F. Ndao a également expliqué avoir cédé « 7 millions à une personne qui devait faire voyager sa sœur aux États-Unis » et « 4 millions à un client sous forme de prêt », évoquant par ailleurs des « arnaques » et des « opérations de prêts qui auraient mal tourné ».
À la barre, T. Baldé, mécanicien de 39 ans, a reconnu avoir reçu de l’argent tout en sachant que « les fonds ne lui appartenaient pas ». Cité par le journal du Groupe futurs médias, il a expliqué avoir « utilisé une partie de l’argent dans ses activités », ajoutant que certaines personnes auxquelles il avait remis des fonds ne l’avaient « pas remboursé ».

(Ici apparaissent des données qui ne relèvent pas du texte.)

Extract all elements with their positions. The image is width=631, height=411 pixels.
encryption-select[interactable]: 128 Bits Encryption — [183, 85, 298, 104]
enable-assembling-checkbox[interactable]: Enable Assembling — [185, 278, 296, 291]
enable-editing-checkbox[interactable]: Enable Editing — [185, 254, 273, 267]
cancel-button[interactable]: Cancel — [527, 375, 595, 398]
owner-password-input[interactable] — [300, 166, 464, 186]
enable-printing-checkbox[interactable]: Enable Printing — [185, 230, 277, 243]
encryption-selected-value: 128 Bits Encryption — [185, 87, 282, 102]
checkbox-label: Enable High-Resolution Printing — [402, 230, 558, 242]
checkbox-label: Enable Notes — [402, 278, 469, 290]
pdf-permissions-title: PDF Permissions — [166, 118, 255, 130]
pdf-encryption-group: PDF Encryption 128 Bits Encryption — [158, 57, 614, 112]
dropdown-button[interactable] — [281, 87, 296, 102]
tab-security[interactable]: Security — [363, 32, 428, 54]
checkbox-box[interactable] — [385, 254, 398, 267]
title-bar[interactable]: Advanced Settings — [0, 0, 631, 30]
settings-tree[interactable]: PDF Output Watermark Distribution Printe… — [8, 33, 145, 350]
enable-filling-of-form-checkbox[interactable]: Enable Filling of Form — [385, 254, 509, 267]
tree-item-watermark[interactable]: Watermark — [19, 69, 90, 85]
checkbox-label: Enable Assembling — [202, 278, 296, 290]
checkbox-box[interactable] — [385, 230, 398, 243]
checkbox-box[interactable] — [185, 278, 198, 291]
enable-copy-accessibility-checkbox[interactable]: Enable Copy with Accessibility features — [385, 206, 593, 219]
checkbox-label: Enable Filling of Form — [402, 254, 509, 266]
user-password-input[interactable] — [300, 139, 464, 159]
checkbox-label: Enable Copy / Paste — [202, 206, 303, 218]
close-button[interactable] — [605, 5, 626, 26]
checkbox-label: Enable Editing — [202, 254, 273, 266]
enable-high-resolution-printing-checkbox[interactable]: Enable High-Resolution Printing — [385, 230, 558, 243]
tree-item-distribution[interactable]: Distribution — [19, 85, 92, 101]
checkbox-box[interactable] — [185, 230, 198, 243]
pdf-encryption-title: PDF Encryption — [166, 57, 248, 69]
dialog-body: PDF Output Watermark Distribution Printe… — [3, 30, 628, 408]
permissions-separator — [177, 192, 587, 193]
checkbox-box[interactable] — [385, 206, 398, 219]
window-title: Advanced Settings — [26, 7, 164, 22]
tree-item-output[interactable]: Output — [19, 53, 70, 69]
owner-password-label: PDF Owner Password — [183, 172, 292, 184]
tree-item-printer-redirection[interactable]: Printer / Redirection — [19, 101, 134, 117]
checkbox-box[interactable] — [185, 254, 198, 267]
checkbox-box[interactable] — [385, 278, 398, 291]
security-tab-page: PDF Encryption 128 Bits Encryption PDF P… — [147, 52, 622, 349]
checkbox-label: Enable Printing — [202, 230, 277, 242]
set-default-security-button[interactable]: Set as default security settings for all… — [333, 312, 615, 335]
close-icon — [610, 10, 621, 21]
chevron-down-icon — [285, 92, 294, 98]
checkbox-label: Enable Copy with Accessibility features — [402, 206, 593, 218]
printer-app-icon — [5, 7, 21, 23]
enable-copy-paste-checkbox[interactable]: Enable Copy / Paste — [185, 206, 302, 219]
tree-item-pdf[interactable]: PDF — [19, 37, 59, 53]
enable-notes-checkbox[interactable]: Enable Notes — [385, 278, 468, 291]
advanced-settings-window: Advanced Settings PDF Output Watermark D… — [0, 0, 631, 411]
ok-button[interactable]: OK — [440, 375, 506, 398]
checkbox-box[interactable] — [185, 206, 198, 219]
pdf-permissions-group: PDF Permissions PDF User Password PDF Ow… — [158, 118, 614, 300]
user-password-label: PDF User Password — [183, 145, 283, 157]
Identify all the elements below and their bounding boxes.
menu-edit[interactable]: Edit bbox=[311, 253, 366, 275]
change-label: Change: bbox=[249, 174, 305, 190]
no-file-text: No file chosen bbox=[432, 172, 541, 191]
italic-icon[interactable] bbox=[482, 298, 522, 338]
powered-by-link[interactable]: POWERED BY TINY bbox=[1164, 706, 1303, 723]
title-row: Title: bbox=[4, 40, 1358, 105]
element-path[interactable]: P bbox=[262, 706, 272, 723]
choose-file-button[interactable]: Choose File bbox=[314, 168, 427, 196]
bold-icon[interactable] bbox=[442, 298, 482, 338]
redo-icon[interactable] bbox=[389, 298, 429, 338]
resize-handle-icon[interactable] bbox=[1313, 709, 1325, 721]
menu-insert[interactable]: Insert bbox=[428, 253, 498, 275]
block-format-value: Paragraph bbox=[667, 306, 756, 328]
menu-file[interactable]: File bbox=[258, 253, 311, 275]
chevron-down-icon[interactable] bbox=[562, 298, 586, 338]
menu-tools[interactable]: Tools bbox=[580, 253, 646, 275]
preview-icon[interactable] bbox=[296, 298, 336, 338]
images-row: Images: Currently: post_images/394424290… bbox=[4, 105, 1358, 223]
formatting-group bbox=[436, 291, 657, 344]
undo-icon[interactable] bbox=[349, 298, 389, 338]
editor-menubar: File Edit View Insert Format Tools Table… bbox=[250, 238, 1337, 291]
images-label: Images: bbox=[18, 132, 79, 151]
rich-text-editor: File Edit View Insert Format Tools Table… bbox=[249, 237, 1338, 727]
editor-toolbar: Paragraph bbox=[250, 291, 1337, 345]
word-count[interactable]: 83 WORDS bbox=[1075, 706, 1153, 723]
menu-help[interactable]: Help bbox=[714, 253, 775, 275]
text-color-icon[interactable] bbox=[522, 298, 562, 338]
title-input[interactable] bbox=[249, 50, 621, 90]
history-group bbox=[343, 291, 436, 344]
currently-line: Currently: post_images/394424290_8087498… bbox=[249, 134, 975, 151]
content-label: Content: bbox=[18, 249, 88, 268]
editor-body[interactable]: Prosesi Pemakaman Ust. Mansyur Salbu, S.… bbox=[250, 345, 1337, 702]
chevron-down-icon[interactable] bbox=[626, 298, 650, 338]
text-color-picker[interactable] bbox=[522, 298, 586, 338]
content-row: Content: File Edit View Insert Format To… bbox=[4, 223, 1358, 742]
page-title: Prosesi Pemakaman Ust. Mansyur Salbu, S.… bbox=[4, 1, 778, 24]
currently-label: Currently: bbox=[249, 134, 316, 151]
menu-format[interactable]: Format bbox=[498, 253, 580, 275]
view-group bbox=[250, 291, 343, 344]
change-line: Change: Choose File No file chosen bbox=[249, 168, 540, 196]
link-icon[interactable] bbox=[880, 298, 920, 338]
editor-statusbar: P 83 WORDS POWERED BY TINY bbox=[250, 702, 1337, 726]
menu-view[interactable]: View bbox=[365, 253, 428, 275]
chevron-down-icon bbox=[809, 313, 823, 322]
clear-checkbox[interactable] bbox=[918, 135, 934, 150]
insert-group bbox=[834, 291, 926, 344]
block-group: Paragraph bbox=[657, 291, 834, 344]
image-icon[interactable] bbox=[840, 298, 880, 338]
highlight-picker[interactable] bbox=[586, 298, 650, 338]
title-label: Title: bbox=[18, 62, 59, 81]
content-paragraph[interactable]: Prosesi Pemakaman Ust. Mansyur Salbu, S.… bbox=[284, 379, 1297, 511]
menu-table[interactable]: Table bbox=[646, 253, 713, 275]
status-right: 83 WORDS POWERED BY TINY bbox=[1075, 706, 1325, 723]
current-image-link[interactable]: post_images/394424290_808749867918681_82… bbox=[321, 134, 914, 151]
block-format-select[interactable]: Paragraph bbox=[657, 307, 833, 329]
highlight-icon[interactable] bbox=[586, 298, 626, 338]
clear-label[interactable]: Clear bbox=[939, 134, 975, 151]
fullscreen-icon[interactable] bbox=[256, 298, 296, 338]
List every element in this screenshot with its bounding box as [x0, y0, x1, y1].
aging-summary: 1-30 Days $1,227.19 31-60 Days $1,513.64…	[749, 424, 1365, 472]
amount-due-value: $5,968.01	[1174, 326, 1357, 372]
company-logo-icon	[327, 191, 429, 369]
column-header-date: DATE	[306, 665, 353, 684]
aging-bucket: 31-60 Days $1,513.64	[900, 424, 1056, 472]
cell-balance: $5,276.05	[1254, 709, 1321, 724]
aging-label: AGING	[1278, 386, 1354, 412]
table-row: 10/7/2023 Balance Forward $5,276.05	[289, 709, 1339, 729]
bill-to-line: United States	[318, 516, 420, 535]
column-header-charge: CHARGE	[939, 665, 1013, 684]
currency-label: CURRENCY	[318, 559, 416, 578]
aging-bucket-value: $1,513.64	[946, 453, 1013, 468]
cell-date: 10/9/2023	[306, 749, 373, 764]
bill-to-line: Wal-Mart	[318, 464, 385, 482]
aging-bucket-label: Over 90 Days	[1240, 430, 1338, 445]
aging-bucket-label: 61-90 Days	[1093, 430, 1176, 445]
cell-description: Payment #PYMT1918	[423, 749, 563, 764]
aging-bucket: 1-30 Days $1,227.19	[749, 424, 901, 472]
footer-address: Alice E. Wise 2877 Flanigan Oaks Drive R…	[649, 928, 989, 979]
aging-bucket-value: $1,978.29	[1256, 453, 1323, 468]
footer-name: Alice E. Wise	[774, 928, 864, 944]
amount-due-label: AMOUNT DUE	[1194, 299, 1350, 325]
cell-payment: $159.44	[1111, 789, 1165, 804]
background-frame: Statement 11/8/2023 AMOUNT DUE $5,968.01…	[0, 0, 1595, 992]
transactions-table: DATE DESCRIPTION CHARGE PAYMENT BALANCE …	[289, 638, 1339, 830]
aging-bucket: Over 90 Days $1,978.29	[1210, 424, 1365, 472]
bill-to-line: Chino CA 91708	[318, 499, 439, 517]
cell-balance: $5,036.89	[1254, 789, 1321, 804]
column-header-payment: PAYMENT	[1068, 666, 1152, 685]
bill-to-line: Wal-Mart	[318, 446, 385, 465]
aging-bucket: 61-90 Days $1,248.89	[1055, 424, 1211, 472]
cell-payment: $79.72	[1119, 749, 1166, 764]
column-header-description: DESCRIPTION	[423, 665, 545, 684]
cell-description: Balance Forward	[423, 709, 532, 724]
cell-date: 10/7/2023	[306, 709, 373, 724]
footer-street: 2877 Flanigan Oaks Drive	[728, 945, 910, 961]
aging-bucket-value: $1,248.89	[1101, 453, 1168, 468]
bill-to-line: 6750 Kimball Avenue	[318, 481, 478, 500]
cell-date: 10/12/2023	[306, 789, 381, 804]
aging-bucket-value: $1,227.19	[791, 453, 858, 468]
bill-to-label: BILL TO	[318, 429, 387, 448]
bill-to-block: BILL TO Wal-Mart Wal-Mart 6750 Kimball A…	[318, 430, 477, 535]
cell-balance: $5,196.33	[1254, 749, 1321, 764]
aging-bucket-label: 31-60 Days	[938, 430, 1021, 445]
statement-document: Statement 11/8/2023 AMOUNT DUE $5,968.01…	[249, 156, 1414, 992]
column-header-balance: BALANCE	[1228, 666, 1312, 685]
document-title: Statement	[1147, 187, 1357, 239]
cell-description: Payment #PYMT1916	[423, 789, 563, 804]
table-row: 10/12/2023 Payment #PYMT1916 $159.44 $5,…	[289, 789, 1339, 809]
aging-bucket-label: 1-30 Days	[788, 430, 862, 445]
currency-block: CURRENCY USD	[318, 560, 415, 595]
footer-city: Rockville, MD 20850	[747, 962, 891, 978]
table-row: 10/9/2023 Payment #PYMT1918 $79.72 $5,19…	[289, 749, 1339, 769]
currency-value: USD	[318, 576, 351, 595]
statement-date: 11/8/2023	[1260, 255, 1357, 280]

La défense a contesté l’association de malfaiteurs et la qualification de vol au préjudice de l’employeur, plaidant plutôt l’abus de confiance. Pour tenter de désamorcer le conflit, elle a remis 3,5 millions à la partie civile, tandis que T. Baldé a promis de « vendre un verger et un véhicule » pour contribuer au remboursement.
Le tribunal a finalement déclaré F. Ndao coupable d’abus de confiance et T. Baldé coupable de complicité. Les deux époux ont été condamnés à six mois de prison ferme et au paiement solidaire de 20 millions de dommages et intérêts à la victime, conclut L’Observateur.